Hornby's explanation for choosing each song is laid out in his customary style that blends passion with a nice line in self-deprecating humour. But the thing is, if you don't like the songs or are unfamiliar with them - as I am with about 13 - then his illuminations, no matter how sweetly delivered, are going to be a waste of time.
Another thing; in several chapters, Hornby barely mentions the song or artist that the essay is presumably high-lighting.
One of Hornby's strengths is that he has a way with everyday domestic silliness. He recalls a moment with his mother that we can all recognise. He is watching Marc Bolan on Top of the Pops. His mother asks him, "What does that mean then? Get it on/bang a gong? How long did it take to think of that, do you reckon?" And how the right response - "Two seconds , and it doesn't matter" - came to him too late.
Hornby's all-time favourite turns out to be Bruce Springsteen's Thunder Road. He calculates that he has listened to it at least 1500 times, which would be 1497 times too many for me. Hornby notes that Springsteen's songs from this period are about becoming famous or achieving public validation through his music. Thunder Road became a talisman for Hornby when he was struggling to find his own voice as a writer. "Thunder Road was my answer to every rejection I received and every doubt expressed by friends and relatives," he writes.
So what about Bob Dylan? You guessed it; Hornby is not a huge fan, but strangely he admits to owning more CDs by him than any other artist. He believes the extreme devotion shown by Dylan fanatics is somehow anti-music. It is the Teenage Fanclub, Badly Drawn Boy, certain Rod Stewart songs, Ben Folds Five, Aimee Mann, soul music, Van Morrison, the Avalanches and Jackson Browne that Hornby succumbs to when going through a painful divorce.

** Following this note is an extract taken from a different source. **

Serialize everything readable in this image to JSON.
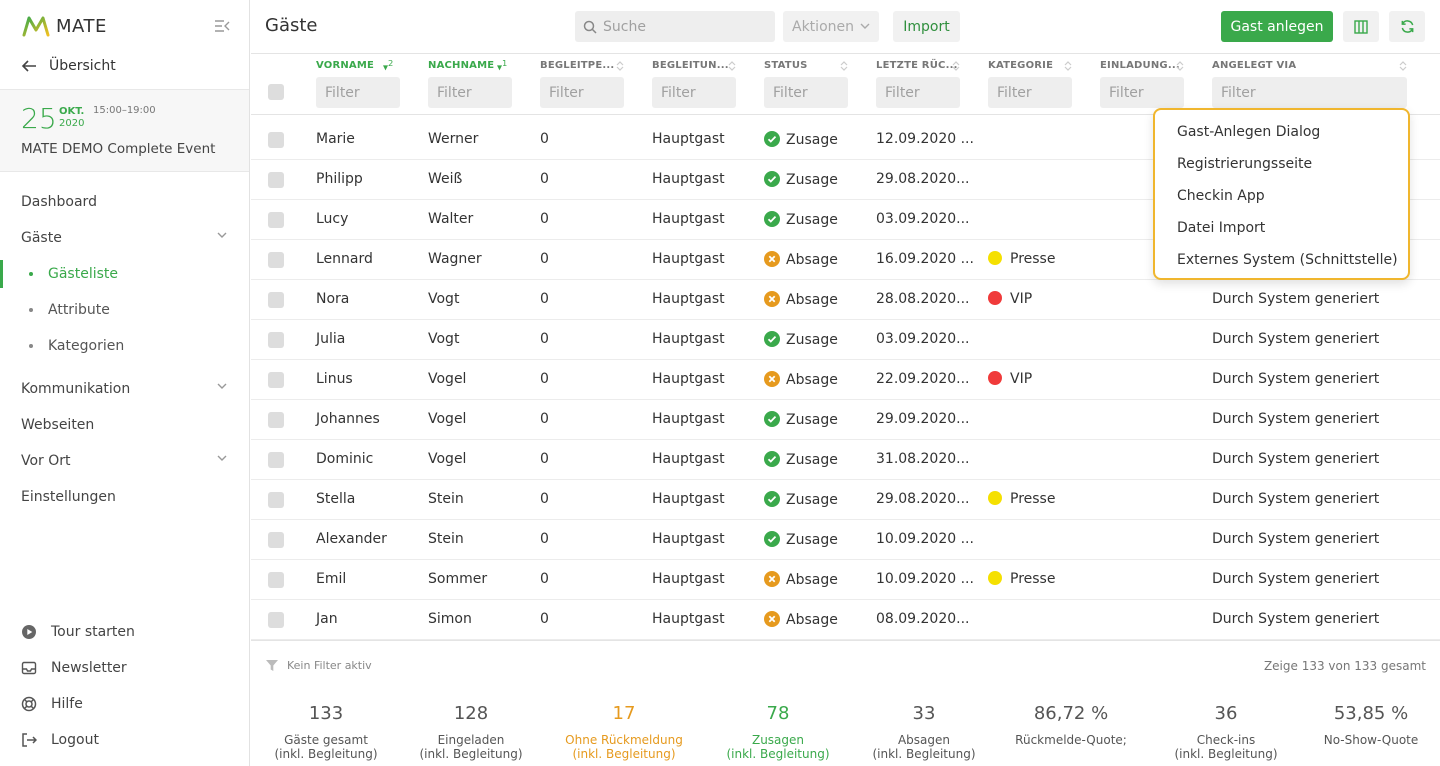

Hornby writes touchingly about his son, Danny, who is autistic, and his own intense relationship to music. Before Danny can go to sleep he has to listen to music and wanders around the house with a portable cassette player with the volume cranked up. "I find it almost overwhelmingly moving watching him when he does that, my little speechless boy, his head lowered to the speaker, all the better to absorb every note (and who knows? maybe every word) of every song."
If like me you fell under the spell of amplified guitars back when you were a hapless teenage f***-up, you might find Hornby's discourse on music strangely similar to the dialogue you have been running in your own brain for the past 25 years. You might now understand why friends and colleagues meet your ardour with blank looks.
But if you are an admirer of Hornby's fiction, with some interest in music, then this collection of essays might offer astute and unexpected insights.